Coopération. «L’aide à Ukraine ne doit pas se faire sur le dos du Sud global»

Le Conseil fédéral prévoit de réduire la part du budget fédéral alloué à l’aide au développement dans les pays pauvres, contrairement à ses intentions initiales. Tollé dans les milieux de la coopération. Interview d’Andreas Missbach, directeur d’Alliance Sud.

Le Conseil fédéral a annoncé une diminution de 1,4% de l’enveloppe publique consacrée à la coopération internationale. © Keystone

24 février 2024 à 11:05

Temps de lecture : 1 min

Faut-il diminuer l’aide aux populations des pays du Sud? C’est l’intention du Conseil fédéral qui annonçait récemment une diminution de 1,4% de l’enveloppe publique consacrée à la coopération internationale (CI). Couplée à l’ajout de l’aide à la reconstruction de l’Ukraine, 1,5 milliard de francs, à ce même poste de dépense, cette décision équivaut à une baisse importante du budget fédéral de l’aide au développement, dénoncent les œuvres d’entraide suisses réunies sous la bannière d’Alliance Sud. Explications d’Andreas Missbach, son directeur.

L’an dernier encore, le Conseil fédéral avait envisagé une augmentation du budget de la coopération dans le Message sur la CI 2025-2028. Quelles sont les raisons de ce changement?

Andreas Missbach: Cela s’explique principalement par l’énorme hausse inattendue des dépenses militaires, combinée au mécanisme de frein à l’endettement. Le gros du budget de la Confédération est constitué de frais fixes. La coopération internationale fait partie de quelques domaines – comme l’armée, l’éducation, la culture et l’agriculture – où une part du budget peut être variable. Et le Conseil fédéral a choisi de tailler là. En résumé, la décision est d’acheter davantage d’armes et de moins aider les populations défavorisées dans les pays pauvres.

En décembre, vous dénonciez déjà l’inclusion de la reconstruction de l’Ukraine dans le budget de la coopération, au détriment des pays du Sud…

Oui, l’augmentation prévue de 2,5% limitait les dégâts causés par cette décision pour les pays pauvres, mais était problématique. Aujourd’hui, avec une baisse de 1,4%, cela signifie des coupes significatives dans les budgets alloués aux populations des pays dans le besoin!

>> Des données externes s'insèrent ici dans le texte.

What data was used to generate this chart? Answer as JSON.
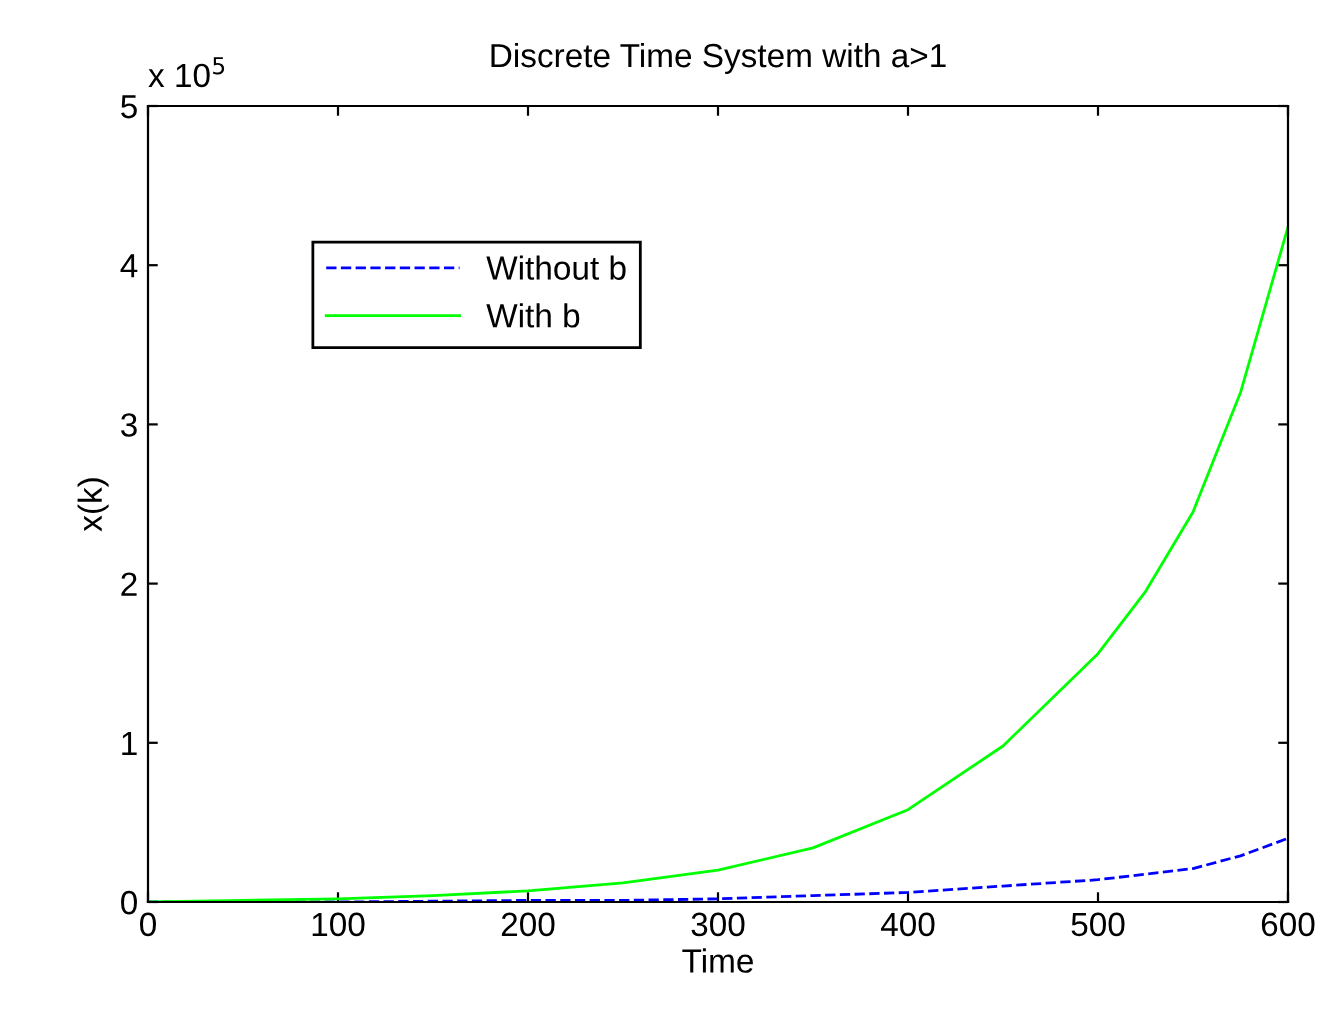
{
  "chart_data": {
    "type": "line",
    "title": "Discrete Time System with a>1",
    "xlabel": "Time",
    "ylabel": "x(k)",
    "annotations": [
      "x 10$^{5}$"
    ],
    "xlim": [
      0,
      600
    ],
    "ylim": [
      0,
      5
    ],
    "xticks": [
      0,
      100,
      200,
      300,
      400,
      500,
      600
    ],
    "yticks": [
      0,
      1,
      2,
      3,
      4,
      5
    ],
    "grid": false,
    "legend": "top left",
    "series": [
      {
        "name": "Without b",
        "color": "#0000ff",
        "line_style": "dashed",
        "x": [
          0,
          100,
          200,
          250,
          300,
          350,
          400,
          450,
          500,
          550,
          575,
          600
        ],
        "values": [
          0,
          0,
          0.01,
          0.01,
          0.02,
          0.04,
          0.06,
          0.1,
          0.14,
          0.21,
          0.29,
          0.4
        ]
      },
      {
        "name": "With b",
        "color": "#00ff00",
        "line_style": "solid",
        "x": [
          0,
          50,
          100,
          150,
          200,
          250,
          300,
          350,
          400,
          450,
          500,
          525,
          550,
          575,
          600
        ],
        "values": [
          0,
          0.01,
          0.02,
          0.04,
          0.07,
          0.12,
          0.2,
          0.34,
          0.58,
          0.98,
          1.56,
          1.95,
          2.45,
          3.2,
          4.24
        ]
      }
    ]
  }
}
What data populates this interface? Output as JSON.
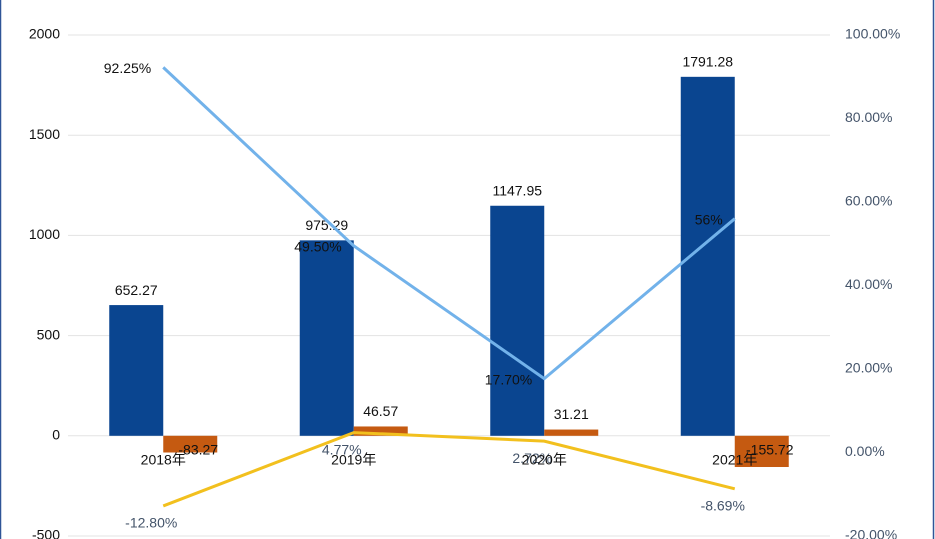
{
  "chart_data": {
    "type": "bar",
    "categories": [
      "2018年",
      "2019年",
      "2020年",
      "2021年"
    ],
    "series": [
      {
        "type": "bar",
        "color": "#0a4590",
        "values": [
          652.27,
          975.29,
          1147.95,
          1791.28
        ]
      },
      {
        "type": "bar",
        "color": "#c55a11",
        "values": [
          -83.27,
          46.57,
          31.21,
          -155.72
        ]
      },
      {
        "type": "line",
        "axis": "y2",
        "color": "#72b2ea",
        "values": [
          92.25,
          49.5,
          17.7,
          56
        ],
        "value_labels": [
          "92.25%",
          "49.50%",
          "17.70%",
          "56%"
        ]
      },
      {
        "type": "line",
        "axis": "y2",
        "color": "#f2c01e",
        "values": [
          -12.8,
          4.77,
          2.72,
          -8.69
        ],
        "value_labels": [
          "-12.80%",
          "4.77%",
          "2.72%",
          "-8.69%"
        ]
      }
    ],
    "ylim": [
      -500,
      2000
    ],
    "yticks": [
      -500,
      0,
      500,
      1000,
      1500,
      2000
    ],
    "y2lim": [
      -20,
      100
    ],
    "y2ticks": [
      {
        "value": -20,
        "label": "-20.00%"
      },
      {
        "value": 0,
        "label": "0.00%"
      },
      {
        "value": 20,
        "label": "20.00%"
      },
      {
        "value": 40,
        "label": "40.00%"
      },
      {
        "value": 60,
        "label": "60.00%"
      },
      {
        "value": 80,
        "label": "80.00%"
      },
      {
        "value": 100,
        "label": "100.00%"
      }
    ],
    "grid": true
  }
}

Le budget de 1,5 milliard pour l’Ukraine représente plus d’argent que celui prévu pour les 18 pays prioritaires de la DDC en Afrique subsaharienne.

Si cette diminution était confirmée, quelles en seraient les conséquences?

Il y aurait probablement des coupes dans tous les domaines, tant dans les aides bilatérales que multilatérales, mais probablement pas dans l’aide humanitaire, vu la recrudescence actuelle des crises. Cela signifie que, vraisemblablement, nombre de projets de développement ne seraient pas renouvelés et probablement certains devraient être arrêtés avant terme. Cela se traduirait par exemple par moins d’accès à l’eau et à l’énergie, moins d’adaptations au changement climatique…

La consultation du Conseil fédéral sur la nouvelle stratégie en matière de coopération avait déjà montré l’attachement de la majorité des partis politiques et de la société civile à ce domaine…

Oui, 75% des réponses à la consultation sur la stratégie de CI 2025-2028 ont plaidé pour que l’aide à l’Ukraine ne se fasse pas au détriment d’autres régions et priorités de la CI. Si le Conseil fédéral dégrade encore son propre plan en réduisant le budget 2025, il fera totalement fi de la consultation.

La Suisse devrait normalement augmenter les sommes allouées à la coopération pour répondre à l’objectif des Nations Unies que chaque pays y consacre 0,7% de son produit national brut (PNB)? Où en est-on?

Nous sommes très loin des objectifs internationaux. Le pourcentage alloué à ce domaine stagne depuis des années. Il était prévu de passer de 0,4 en 2022, à 0,36% du budget de la Confédération pour 2025-2028. Là on sera en dessous.